Her life became a whirlwind. By age 18, she was a wife to artist John Dunbar and a mother of one son, Nicholas. A love affair with Jagger ended in 1970, and that same year she lost custody of her son. She survived a suicide attempt and spiralled downwards, spending two years sleeping rough in Soho, addicted to heroin. Now 61, she is the rock ’n’ roll casualty who survived to tell her tale.
“It’s just luck. I could have easily…” She falls silent for a moment. “I mean, so many people didn’t. I don’t know why I survived. It’s nothing I did right, I can tell you. A junkie is not a strong person. I was really lucky.”
She was lucky in 2006, too, when a routine check-up revealed a “little lump” in her breast. She had cared for her mother when she was seriously ill with cancer, and feared the worst.
“I went to a really great doctor and he saw something that somebody else might have missed. It was actually pre-cancer, so I was incredibly lucky.” Her voice suddenly cracks with emotion. “I was very scared and it really frightened me. It’s different today, but I grew up in a world where if you got cancer — finished. That’s it.”

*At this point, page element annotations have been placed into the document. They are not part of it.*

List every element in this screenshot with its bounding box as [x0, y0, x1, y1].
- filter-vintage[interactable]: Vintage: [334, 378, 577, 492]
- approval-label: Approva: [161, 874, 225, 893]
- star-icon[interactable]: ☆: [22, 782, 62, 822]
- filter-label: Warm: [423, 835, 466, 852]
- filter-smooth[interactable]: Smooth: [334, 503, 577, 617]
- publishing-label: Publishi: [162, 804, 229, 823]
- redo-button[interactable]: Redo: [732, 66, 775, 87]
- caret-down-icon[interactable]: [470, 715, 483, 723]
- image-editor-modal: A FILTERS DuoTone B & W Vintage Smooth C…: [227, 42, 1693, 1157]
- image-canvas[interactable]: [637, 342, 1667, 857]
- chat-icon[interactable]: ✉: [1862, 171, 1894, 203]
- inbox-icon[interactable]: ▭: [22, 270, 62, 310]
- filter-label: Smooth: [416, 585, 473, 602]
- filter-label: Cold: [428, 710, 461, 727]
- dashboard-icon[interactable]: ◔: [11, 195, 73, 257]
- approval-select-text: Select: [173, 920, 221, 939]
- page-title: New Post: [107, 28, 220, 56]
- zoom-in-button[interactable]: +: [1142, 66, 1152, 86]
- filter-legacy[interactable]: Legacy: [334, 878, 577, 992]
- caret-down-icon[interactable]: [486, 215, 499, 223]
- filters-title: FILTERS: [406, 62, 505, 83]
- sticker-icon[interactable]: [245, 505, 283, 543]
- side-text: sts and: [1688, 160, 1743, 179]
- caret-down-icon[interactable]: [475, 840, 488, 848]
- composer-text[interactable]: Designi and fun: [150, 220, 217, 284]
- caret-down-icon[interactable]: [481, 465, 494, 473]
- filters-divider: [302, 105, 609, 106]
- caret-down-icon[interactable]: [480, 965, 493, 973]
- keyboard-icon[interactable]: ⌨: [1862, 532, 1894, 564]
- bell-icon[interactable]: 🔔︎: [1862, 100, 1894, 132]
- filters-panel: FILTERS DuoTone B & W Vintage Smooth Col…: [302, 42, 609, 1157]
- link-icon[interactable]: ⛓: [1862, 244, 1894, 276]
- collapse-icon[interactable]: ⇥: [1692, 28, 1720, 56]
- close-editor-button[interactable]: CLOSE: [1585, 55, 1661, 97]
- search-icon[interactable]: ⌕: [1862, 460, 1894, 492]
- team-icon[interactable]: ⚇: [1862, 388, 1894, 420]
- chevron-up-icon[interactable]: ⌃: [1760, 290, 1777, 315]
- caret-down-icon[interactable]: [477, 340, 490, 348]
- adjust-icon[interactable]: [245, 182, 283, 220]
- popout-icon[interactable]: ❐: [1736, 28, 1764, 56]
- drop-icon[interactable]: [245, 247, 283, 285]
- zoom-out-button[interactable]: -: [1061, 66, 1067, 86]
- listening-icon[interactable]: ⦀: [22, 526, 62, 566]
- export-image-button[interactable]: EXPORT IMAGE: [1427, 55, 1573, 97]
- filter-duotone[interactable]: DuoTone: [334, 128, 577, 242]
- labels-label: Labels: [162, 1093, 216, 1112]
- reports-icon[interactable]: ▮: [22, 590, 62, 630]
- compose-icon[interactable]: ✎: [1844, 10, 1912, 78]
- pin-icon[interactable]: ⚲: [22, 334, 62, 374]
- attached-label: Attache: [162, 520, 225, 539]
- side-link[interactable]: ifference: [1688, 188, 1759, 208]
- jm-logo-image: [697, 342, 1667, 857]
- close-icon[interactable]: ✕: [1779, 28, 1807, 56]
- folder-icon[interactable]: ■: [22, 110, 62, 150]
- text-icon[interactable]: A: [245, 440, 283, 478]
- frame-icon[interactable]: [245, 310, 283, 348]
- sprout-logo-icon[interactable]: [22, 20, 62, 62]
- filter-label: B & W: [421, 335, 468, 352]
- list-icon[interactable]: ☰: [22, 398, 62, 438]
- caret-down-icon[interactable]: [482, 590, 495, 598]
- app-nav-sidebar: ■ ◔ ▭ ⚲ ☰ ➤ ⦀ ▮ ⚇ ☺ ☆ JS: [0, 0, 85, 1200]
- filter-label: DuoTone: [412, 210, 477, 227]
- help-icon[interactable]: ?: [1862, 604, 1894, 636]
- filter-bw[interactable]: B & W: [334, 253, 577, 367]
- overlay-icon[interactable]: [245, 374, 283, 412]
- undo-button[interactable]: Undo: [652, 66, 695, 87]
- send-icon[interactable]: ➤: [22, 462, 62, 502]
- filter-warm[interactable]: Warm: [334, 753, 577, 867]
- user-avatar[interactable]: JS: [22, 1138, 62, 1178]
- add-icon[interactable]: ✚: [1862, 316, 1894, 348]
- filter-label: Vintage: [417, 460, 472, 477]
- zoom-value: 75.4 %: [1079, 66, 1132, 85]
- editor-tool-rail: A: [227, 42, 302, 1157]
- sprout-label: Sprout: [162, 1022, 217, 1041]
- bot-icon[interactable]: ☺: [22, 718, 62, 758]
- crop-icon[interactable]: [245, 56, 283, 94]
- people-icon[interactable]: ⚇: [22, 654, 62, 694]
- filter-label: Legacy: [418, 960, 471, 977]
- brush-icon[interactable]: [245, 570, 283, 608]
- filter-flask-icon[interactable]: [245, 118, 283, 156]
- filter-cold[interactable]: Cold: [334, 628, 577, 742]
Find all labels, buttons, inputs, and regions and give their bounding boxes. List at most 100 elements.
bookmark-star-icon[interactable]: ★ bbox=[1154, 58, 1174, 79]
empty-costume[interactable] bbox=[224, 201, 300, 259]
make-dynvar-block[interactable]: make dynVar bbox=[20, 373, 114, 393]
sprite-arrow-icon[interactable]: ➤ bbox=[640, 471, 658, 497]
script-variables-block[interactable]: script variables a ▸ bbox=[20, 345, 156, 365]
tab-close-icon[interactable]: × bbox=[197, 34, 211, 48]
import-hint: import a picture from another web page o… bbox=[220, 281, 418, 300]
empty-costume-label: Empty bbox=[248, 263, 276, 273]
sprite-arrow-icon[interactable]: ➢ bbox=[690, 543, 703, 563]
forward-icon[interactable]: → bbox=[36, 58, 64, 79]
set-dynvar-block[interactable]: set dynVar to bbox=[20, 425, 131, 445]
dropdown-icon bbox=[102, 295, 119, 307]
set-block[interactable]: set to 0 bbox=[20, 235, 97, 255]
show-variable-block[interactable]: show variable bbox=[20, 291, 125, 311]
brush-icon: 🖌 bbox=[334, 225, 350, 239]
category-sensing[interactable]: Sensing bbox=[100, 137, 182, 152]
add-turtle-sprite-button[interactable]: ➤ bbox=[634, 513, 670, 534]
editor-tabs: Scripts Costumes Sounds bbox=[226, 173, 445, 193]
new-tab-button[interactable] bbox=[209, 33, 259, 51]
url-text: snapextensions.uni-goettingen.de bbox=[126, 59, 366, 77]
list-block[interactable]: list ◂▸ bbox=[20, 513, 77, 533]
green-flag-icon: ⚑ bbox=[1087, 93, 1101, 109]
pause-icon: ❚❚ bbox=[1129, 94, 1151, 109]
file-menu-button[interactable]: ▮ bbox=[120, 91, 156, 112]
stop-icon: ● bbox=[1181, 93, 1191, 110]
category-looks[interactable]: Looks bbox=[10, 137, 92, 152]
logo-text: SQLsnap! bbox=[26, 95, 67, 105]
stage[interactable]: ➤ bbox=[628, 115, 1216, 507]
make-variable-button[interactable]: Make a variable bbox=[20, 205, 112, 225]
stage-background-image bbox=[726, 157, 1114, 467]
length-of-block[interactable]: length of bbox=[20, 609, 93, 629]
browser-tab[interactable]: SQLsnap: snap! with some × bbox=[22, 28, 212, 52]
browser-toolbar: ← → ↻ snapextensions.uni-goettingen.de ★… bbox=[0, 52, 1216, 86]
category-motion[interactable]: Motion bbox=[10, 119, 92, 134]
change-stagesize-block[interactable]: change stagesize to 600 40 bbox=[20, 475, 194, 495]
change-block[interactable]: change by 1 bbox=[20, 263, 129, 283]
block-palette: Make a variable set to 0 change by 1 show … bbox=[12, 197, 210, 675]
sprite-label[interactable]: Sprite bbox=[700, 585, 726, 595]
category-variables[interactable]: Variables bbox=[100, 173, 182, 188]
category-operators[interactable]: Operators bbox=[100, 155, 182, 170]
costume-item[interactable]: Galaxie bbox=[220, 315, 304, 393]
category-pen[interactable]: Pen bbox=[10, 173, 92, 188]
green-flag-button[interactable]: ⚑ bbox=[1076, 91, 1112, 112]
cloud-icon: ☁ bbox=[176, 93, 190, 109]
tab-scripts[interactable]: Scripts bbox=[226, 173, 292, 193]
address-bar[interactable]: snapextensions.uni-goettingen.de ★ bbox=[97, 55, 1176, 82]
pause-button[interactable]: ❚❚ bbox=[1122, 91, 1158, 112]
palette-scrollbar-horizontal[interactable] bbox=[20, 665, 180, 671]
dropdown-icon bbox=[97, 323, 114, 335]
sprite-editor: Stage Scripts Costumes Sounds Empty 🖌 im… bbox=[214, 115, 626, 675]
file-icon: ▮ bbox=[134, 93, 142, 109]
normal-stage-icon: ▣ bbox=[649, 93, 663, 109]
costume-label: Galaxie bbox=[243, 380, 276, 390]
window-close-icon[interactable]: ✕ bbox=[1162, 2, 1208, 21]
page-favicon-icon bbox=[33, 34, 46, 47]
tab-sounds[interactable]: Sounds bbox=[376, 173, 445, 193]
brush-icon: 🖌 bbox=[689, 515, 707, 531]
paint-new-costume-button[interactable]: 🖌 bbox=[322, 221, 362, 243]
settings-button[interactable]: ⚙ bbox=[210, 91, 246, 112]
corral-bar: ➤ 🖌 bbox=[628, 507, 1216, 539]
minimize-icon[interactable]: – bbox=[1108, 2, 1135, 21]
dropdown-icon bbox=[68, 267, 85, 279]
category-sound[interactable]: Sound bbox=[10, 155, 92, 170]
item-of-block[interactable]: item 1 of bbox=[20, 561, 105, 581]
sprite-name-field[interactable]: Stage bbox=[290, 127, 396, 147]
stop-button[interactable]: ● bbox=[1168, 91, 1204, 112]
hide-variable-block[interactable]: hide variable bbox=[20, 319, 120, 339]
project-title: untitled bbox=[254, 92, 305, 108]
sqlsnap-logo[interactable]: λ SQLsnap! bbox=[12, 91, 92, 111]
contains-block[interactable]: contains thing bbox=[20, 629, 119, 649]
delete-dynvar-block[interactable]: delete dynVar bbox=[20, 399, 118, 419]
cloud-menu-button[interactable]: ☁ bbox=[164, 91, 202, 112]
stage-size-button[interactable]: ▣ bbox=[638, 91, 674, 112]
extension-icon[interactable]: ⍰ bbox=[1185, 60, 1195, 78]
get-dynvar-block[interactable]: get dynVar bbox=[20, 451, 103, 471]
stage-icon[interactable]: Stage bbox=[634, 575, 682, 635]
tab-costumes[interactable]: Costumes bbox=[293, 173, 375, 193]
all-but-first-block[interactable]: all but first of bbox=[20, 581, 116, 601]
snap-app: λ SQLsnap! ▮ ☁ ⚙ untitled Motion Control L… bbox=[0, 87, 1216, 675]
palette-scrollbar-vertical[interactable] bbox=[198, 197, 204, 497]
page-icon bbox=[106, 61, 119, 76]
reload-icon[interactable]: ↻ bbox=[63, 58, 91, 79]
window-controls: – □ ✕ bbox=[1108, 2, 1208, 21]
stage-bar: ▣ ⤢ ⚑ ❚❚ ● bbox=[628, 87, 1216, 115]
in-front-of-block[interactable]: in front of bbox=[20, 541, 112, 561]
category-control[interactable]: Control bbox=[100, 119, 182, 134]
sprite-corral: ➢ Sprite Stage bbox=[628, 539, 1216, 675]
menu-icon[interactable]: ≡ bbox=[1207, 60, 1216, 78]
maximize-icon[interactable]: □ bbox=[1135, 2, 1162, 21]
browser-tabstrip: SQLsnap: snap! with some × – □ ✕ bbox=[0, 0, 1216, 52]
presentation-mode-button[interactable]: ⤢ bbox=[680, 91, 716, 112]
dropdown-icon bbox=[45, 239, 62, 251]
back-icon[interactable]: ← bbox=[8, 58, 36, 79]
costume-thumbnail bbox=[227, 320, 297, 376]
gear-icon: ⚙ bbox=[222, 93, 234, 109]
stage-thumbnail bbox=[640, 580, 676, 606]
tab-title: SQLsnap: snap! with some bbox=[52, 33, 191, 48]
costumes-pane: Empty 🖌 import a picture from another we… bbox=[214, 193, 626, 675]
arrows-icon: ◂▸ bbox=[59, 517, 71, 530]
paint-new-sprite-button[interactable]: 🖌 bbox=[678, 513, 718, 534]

Grateful to be alive, she is now entering a new phase in her colourful life. In June, she can be seen in Sam Garbaski’s film comedy-drama Irina Palm, playing a frumpy grandmother who gives hand relief to punters in a Soho sex club to earn money to pay for her grandson’s medical expenses. In a sweet, rather than seedy, movie, her understated performance was lauded by critics at the Berlin Film Festival in February 2007. Although not her first appearance in a film, this is her debut as the lead.
“I didn’t really know if I could do it and when I saw the film for the first time, there were two things I realised: one of them was that I could carry a film and the other one is that there’s not one minute that is Marianne Faithfull. I am Maggie.”
This is one of the best times ever, she beams. Which begs the question: when was she happiest?
“When I was about 15, before it all happened,” she says unhesitatingly. “I was really happy, with my mum, with my school friends, really innocent. I mean, the naughtiest thing I was doing was reading Oscar Wilde and Baudelaire.”
Since those innocent days, she has lived out her dreams and nightmares. She has regrets — “I wish I had been nicer to my parents. I wish I had been a better mother. I wish I had been kinder to people, somehow. I was very, very, very self-centred, and I still have to watch it” — but that’s inevitable, she says philosophically.
“If you’re going to be really alive and not deaden yourself to things in any way you choose, there will be good dreams and there will be bad dreams, and that’s how it is. This is a great dream. I don’t want to wake up.”